OSWEGO CITY SCHOOL DISTRICT student-counselor ratio is 208:1 — low (typically associated with meeting or exceeding the American School Counselor Association (ASCA) recommended 250:1 benchmark, which correlates with stronger college and career counseling capacity)
student-counselor ratio is the simplest comparative metric but it does not capture the full picture: the ratio counts FTE counselors against total enrollment — districts that contract intervention or social-emotional staff outside the counselor classification may be under-counted Lower values often correlate with smaller scale and population characteristics rather than higher resource budgets per se.
OSWEGO CITY SCHOOL DISTRICT chronic absenteeism rate is 40.5% — high (typically associated with higher-than-average disruption; recent CRDC data showed elevated rates persisting after pandemic-era schooling changes)
chronic absenteeism rate is the simplest comparative metric but it does not capture the full picture: a student is chronically absent if they miss ≥10% of enrolled days for any reason — illness, family obligations, or disengagement Higher values may reflect larger urban scale or recent resource constraints that have widened the gap.

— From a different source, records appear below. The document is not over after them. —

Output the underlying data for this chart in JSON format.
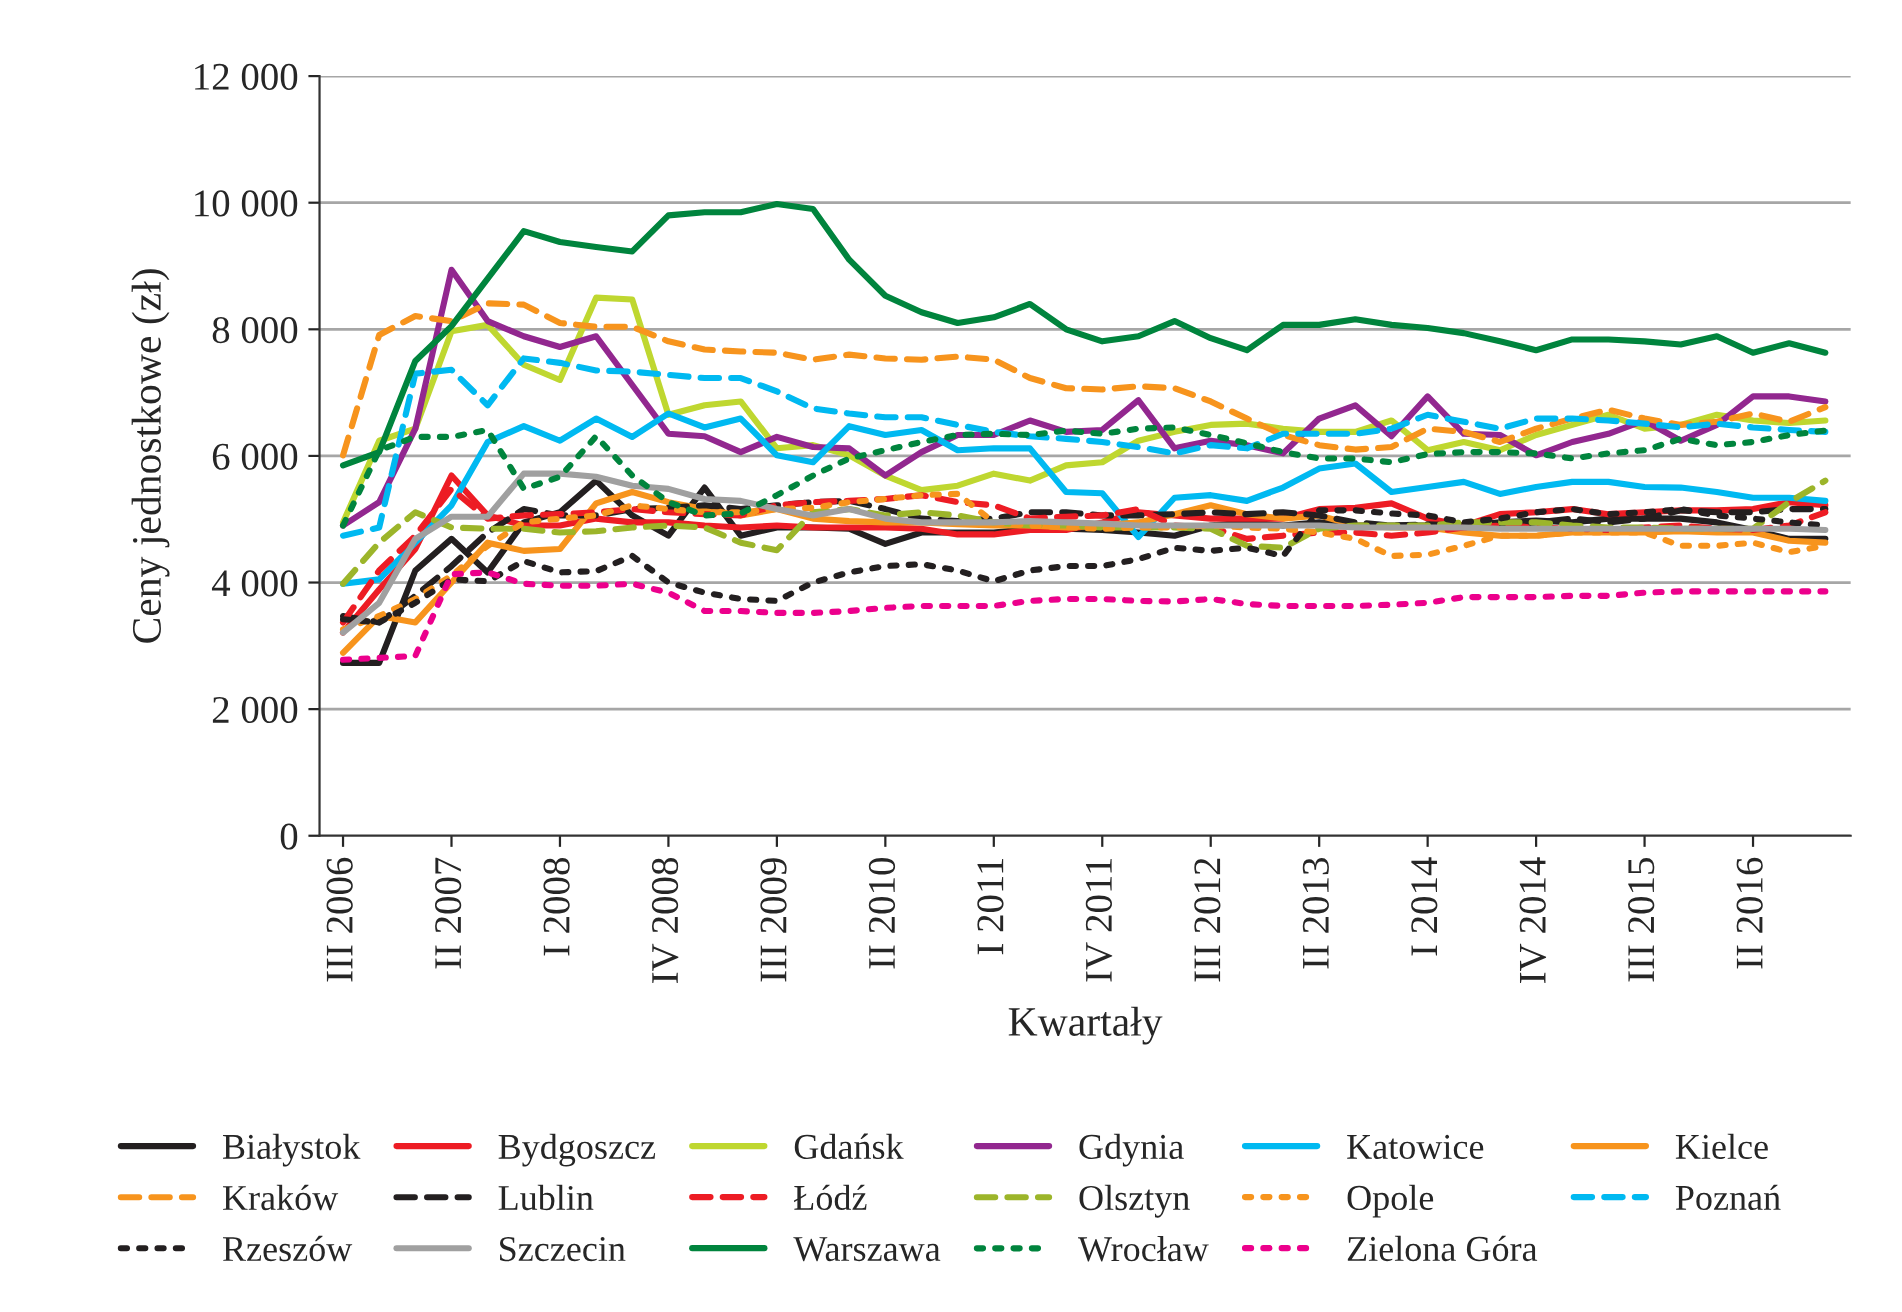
{
  "chart_data": {
    "type": "line",
    "xlabel": "Kwartały",
    "ylabel": "Ceny jednostkowe (zł)",
    "categories": [
      "III 2006",
      null,
      null,
      "II 2007",
      null,
      null,
      "I 2008",
      null,
      null,
      "IV 2008",
      null,
      null,
      "III 2009",
      null,
      null,
      "II 2010",
      null,
      null,
      "I 2011",
      null,
      null,
      "IV 2011",
      null,
      null,
      "III 2012",
      null,
      null,
      "II 2013",
      null,
      null,
      "I 2014",
      null,
      null,
      "IV 2014",
      null,
      null,
      "III 2015",
      null,
      null,
      "II 2016",
      null,
      null
    ],
    "ylim": [
      0,
      12000
    ],
    "yticks": [
      0,
      {
        "value": 2000,
        "label": "2 000"
      },
      {
        "value": 4000,
        "label": "4 000"
      },
      {
        "value": 6000,
        "label": "6 000"
      },
      {
        "value": 8000,
        "label": "8 000"
      },
      {
        "value": 10000,
        "label": "10 000"
      },
      {
        "value": 12000,
        "label": "12 000"
      }
    ],
    "grid": "y",
    "legend": "bottom",
    "marker": "none",
    "series": [
      {
        "name": "Białystok",
        "color": "#231f20",
        "line_style": "solid",
        "values": [
          2730,
          2730,
          4190,
          4690,
          4160,
          4950,
          5110,
          5610,
          5060,
          4740,
          5500,
          4740,
          4870,
          4870,
          4850,
          4610,
          4790,
          4790,
          4790,
          4850,
          4850,
          4830,
          4790,
          4740,
          4900,
          4950,
          4900,
          4950,
          4900,
          4900,
          4900,
          4900,
          4950,
          4980,
          4950,
          5010,
          5010,
          5010,
          4950,
          4830,
          4690,
          4690
        ]
      },
      {
        "name": "Bydgoszcz",
        "color": "#ed1c24",
        "line_style": "solid",
        "values": [
          3210,
          3890,
          4530,
          5690,
          5060,
          4900,
          4900,
          5010,
          4950,
          4950,
          4900,
          4870,
          4900,
          4870,
          4870,
          4870,
          4850,
          4760,
          4760,
          4830,
          4830,
          4950,
          5110,
          5060,
          5010,
          5010,
          5010,
          5160,
          5180,
          5250,
          5010,
          4900,
          5080,
          5110,
          5160,
          5080,
          5110,
          5140,
          5140,
          5160,
          5270,
          5220
        ]
      },
      {
        "name": "Gdańsk",
        "color": "#bfd730",
        "line_style": "solid",
        "values": [
          4950,
          6240,
          6430,
          7970,
          8070,
          7440,
          7200,
          8500,
          8470,
          6650,
          6800,
          6860,
          6120,
          6170,
          6010,
          5690,
          5460,
          5530,
          5720,
          5610,
          5850,
          5900,
          6240,
          6380,
          6490,
          6510,
          6430,
          6380,
          6380,
          6560,
          6090,
          6220,
          6090,
          6330,
          6490,
          6650,
          6430,
          6490,
          6650,
          6560,
          6520,
          6560
        ]
      },
      {
        "name": "Gdynia",
        "color": "#92278f",
        "line_style": "solid",
        "values": [
          4900,
          5270,
          6430,
          8940,
          8130,
          7890,
          7720,
          7890,
          7120,
          6350,
          6310,
          6060,
          6300,
          6140,
          6120,
          5690,
          6060,
          6330,
          6330,
          6560,
          6380,
          6410,
          6880,
          6120,
          6240,
          6170,
          6040,
          6590,
          6800,
          6310,
          6940,
          6350,
          6330,
          6010,
          6220,
          6350,
          6560,
          6240,
          6490,
          6940,
          6940,
          6860
        ]
      },
      {
        "name": "Katowice",
        "color": "#00b9f1",
        "line_style": "solid",
        "values": [
          3980,
          4050,
          4630,
          5220,
          6220,
          6470,
          6240,
          6590,
          6300,
          6670,
          6450,
          6590,
          6010,
          5900,
          6470,
          6330,
          6410,
          6090,
          6120,
          6120,
          5430,
          5410,
          4720,
          5340,
          5380,
          5290,
          5500,
          5800,
          5880,
          5430,
          5510,
          5590,
          5400,
          5510,
          5590,
          5590,
          5510,
          5500,
          5430,
          5340,
          5340,
          5290
        ]
      },
      {
        "name": "Kielce",
        "color": "#f7941d",
        "line_style": "solid",
        "values": [
          2890,
          3470,
          3370,
          4000,
          4630,
          4500,
          4530,
          5250,
          5430,
          5270,
          5160,
          5060,
          5160,
          5010,
          4970,
          4950,
          4950,
          4920,
          4900,
          4900,
          4870,
          4900,
          4950,
          5080,
          5220,
          5080,
          5010,
          5060,
          4900,
          4870,
          4870,
          4790,
          4740,
          4740,
          4790,
          4790,
          4790,
          4810,
          4790,
          4790,
          4660,
          4630
        ]
      },
      {
        "name": "Kraków",
        "color": "#f7941d",
        "line_style": "dashed",
        "values": [
          6010,
          7910,
          8210,
          8130,
          8410,
          8390,
          8100,
          8040,
          8040,
          7810,
          7680,
          7650,
          7630,
          7520,
          7600,
          7540,
          7520,
          7570,
          7520,
          7230,
          7070,
          7050,
          7100,
          7070,
          6860,
          6590,
          6330,
          6170,
          6100,
          6140,
          6430,
          6380,
          6220,
          6430,
          6590,
          6730,
          6590,
          6490,
          6540,
          6670,
          6540,
          6770
        ]
      },
      {
        "name": "Lublin",
        "color": "#231f20",
        "line_style": "dashed",
        "values": [
          3470,
          3370,
          3790,
          4260,
          4790,
          5160,
          5060,
          5060,
          5160,
          5180,
          5220,
          5160,
          5220,
          5270,
          5290,
          5160,
          5010,
          4970,
          5010,
          5110,
          5110,
          5060,
          5060,
          5080,
          5110,
          5080,
          5110,
          5060,
          4950,
          4900,
          4920,
          4900,
          4900,
          4950,
          5010,
          4950,
          5010,
          5140,
          5110,
          5110,
          5160,
          5160
        ]
      },
      {
        "name": "Łódź",
        "color": "#ed1c24",
        "line_style": "dashed",
        "values": [
          3370,
          4190,
          4740,
          5480,
          5010,
          5060,
          5080,
          5110,
          5160,
          5110,
          5080,
          5060,
          5220,
          5270,
          5290,
          5320,
          5380,
          5270,
          5220,
          5010,
          5040,
          5060,
          5160,
          4900,
          4870,
          4690,
          4740,
          4790,
          4790,
          4740,
          4790,
          4870,
          4900,
          4870,
          4850,
          4830,
          4870,
          4900,
          4850,
          4830,
          4900,
          5110
        ]
      },
      {
        "name": "Olsztyn",
        "color": "#9cb52a",
        "line_style": "dashed",
        "values": [
          3980,
          4630,
          5110,
          4870,
          4850,
          4850,
          4790,
          4810,
          4870,
          4900,
          4870,
          4630,
          4510,
          5110,
          5160,
          5060,
          5110,
          5060,
          4950,
          4900,
          4900,
          4870,
          4870,
          4870,
          4850,
          4580,
          4550,
          4850,
          4900,
          4900,
          4900,
          4950,
          4950,
          4950,
          4900,
          4870,
          4870,
          4850,
          4850,
          4850,
          5270,
          5610
        ]
      },
      {
        "name": "Opole",
        "color": "#f7941d",
        "line_style": "dotted",
        "values": [
          3260,
          3470,
          3740,
          4110,
          4580,
          4950,
          5010,
          5060,
          5220,
          5160,
          5110,
          5110,
          5160,
          5180,
          5270,
          5320,
          5380,
          5400,
          4950,
          4900,
          4870,
          4850,
          4870,
          4870,
          4900,
          4870,
          4850,
          4790,
          4690,
          4420,
          4440,
          4580,
          4740,
          4740,
          4790,
          4790,
          4790,
          4580,
          4580,
          4630,
          4480,
          4580
        ]
      },
      {
        "name": "Poznań",
        "color": "#00b9f1",
        "line_style": "dashed",
        "values": [
          4740,
          4870,
          7300,
          7360,
          6800,
          7540,
          7470,
          7350,
          7330,
          7280,
          7230,
          7230,
          7020,
          6750,
          6670,
          6610,
          6610,
          6490,
          6380,
          6310,
          6270,
          6220,
          6140,
          6040,
          6170,
          6120,
          6350,
          6350,
          6350,
          6430,
          6650,
          6540,
          6430,
          6590,
          6590,
          6560,
          6510,
          6450,
          6510,
          6450,
          6410,
          6380
        ]
      },
      {
        "name": "Rzeszów",
        "color": "#231f20",
        "line_style": "dotted",
        "values": [
          3420,
          3370,
          3680,
          4050,
          4020,
          4340,
          4160,
          4180,
          4420,
          4000,
          3840,
          3740,
          3710,
          4000,
          4160,
          4260,
          4290,
          4190,
          4020,
          4190,
          4260,
          4260,
          4370,
          4550,
          4500,
          4550,
          4420,
          5140,
          5140,
          5090,
          5060,
          4950,
          5010,
          5110,
          5160,
          5080,
          5110,
          5160,
          5060,
          5010,
          4950,
          4900
        ]
      },
      {
        "name": "Szczecin",
        "color": "#a0a0a0",
        "line_style": "solid",
        "values": [
          3210,
          3680,
          4690,
          5040,
          5040,
          5720,
          5720,
          5670,
          5530,
          5480,
          5320,
          5290,
          5160,
          5060,
          5160,
          5010,
          4950,
          4950,
          4950,
          4970,
          4950,
          4930,
          4900,
          4900,
          4900,
          4900,
          4900,
          4900,
          4870,
          4870,
          4870,
          4870,
          4850,
          4850,
          4850,
          4850,
          4850,
          4850,
          4850,
          4850,
          4850,
          4830
        ]
      },
      {
        "name": "Warszawa",
        "color": "#00843d",
        "line_style": "solid",
        "values": [
          5850,
          6060,
          7500,
          8050,
          8800,
          9550,
          9380,
          9300,
          9230,
          9800,
          9850,
          9850,
          9980,
          9900,
          9100,
          8530,
          8270,
          8100,
          8190,
          8400,
          8000,
          7810,
          7890,
          8130,
          7860,
          7670,
          8070,
          8070,
          8160,
          8070,
          8020,
          7940,
          7810,
          7670,
          7840,
          7840,
          7810,
          7760,
          7890,
          7630,
          7780,
          7630
        ]
      },
      {
        "name": "Wrocław",
        "color": "#00843d",
        "line_style": "dotted",
        "values": [
          4900,
          6090,
          6300,
          6300,
          6410,
          5480,
          5670,
          6310,
          5690,
          5270,
          5060,
          5090,
          5380,
          5690,
          5960,
          6090,
          6220,
          6330,
          6350,
          6330,
          6400,
          6350,
          6430,
          6450,
          6330,
          6200,
          6060,
          5960,
          5960,
          5900,
          6030,
          6060,
          6060,
          6040,
          5960,
          6040,
          6090,
          6270,
          6170,
          6220,
          6330,
          6400
        ]
      },
      {
        "name": "Zielona Góra",
        "color": "#ec008c",
        "line_style": "dotted",
        "values": [
          2780,
          2810,
          2840,
          4130,
          4160,
          3980,
          3950,
          3950,
          3980,
          3840,
          3550,
          3550,
          3520,
          3520,
          3550,
          3600,
          3630,
          3630,
          3630,
          3710,
          3740,
          3740,
          3710,
          3700,
          3740,
          3660,
          3630,
          3630,
          3630,
          3650,
          3680,
          3770,
          3770,
          3770,
          3790,
          3790,
          3840,
          3860,
          3860,
          3860,
          3860,
          3860
        ]
      }
    ]
  }
}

How many schools are in OSWEGO CITY SCHOOL DISTRICT?
OSWEGO CITY SCHOOL DISTRICT has 7 schools, including 1 high, 1 middle, 5 other. Total enrollment is 3,535 students.
How much does OSWEGO CITY SCHOOL DISTRICT spend per student?
OSWEGO CITY SCHOOL DISTRICT spends $29,380 per student. The district has an equity score of 47/100, ranking #441 in New York.
What is the average teacher salary in OSWEGO CITY SCHOOL DISTRICT?
The average teacher salary in OSWEGO CITY SCHOOL DISTRICT is $153,909 per year, according to the NCES CCD F-33 Finance Survey.
What is the average rent near OSWEGO CITY SCHOOL DISTRICT?
The HUD Fair Market Rent for a 2-bedroom in Oswego County County is $N/A/month (2026). This affects housing affordability for families in the district.
What is the demographic composition of OSWEGO CITY SCHOOL DISTRICT?
OSWEGO CITY SCHOOL DISTRICT students are 82.9% White, 9.4% Hispanic or Latino, 1.6% African American, 0.8% Asian, averaged across 7 schools. Source: NCES CCD Membership 2024-25.
What is the equity score for OSWEGO CITY SCHOOL DISTRICT?
OSWEGO CITY SCHOOL DISTRICT has an equity score of 47/100, ranking #441 out of 941 districts in New York. This score measures resource distribution fairness across schools in the district.